Who has warned us like Christ? To this day He stands the great Sentinel of civilisation. If all within the camp do not acknowledge Him, no new thing starts up in its midst, no new thing comes upon it from outside, which He does not challenge. His judgment is still the highest, clearest, safest the world has ever known; and each new effort of service, each new movement of knowledge, is determined by its worth to His Kingdom.
Who has assumed responsibility for our life as Christ has? Who has taken upon himself the safety and the honour, not of the little tribe for whom this Psalm was first sung, but of the whole of the children of men! He called about Himself our weariness, He lifted our sorrow, He disposed of our sin—as only God can call or lift or dispose.
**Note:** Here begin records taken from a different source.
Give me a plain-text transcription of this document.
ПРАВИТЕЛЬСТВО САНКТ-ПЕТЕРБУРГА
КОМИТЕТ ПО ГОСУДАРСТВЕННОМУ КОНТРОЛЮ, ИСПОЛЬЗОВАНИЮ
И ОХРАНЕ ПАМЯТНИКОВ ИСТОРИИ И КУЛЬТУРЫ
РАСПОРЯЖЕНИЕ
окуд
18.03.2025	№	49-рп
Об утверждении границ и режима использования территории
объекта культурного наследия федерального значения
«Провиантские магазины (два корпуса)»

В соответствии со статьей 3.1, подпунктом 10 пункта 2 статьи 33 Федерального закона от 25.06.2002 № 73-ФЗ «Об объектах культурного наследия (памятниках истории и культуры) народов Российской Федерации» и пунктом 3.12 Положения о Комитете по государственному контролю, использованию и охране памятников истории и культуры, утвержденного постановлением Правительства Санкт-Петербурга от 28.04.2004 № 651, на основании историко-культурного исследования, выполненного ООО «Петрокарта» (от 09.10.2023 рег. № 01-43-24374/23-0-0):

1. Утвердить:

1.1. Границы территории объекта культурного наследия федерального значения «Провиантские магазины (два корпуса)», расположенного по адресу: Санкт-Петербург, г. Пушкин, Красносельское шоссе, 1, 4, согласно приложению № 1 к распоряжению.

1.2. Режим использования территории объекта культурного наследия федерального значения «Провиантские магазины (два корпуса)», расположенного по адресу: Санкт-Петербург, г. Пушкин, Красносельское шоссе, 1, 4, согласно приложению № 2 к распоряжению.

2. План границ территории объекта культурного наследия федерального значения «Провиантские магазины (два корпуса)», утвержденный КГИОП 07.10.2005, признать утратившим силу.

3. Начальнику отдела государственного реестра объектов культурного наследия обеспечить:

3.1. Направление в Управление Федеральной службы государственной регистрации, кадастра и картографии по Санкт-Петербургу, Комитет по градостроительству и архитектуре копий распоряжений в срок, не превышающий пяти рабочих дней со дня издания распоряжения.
Nothing exhausted His pity, or His confidence to deal with us; nothing ever betrayed a fault in His character, or belied the trust His people put in Him. He suffers not thy foot to be moved; He neither slumbers nor sleeps.
For all this we sing the Psalm of Christ. We know that so long as we have our conversation among the lofty things of life, His dominating Presence grows only the more clear; and so long as we are beset by things adverse and tempting, His sympathy and His prevailing grace become the more sure.
The Lord shall preserve thee from all evil. He shall preserve thy soul.
The Lord shall preserve thy going out and thy coming in, from this time forth and for evermore.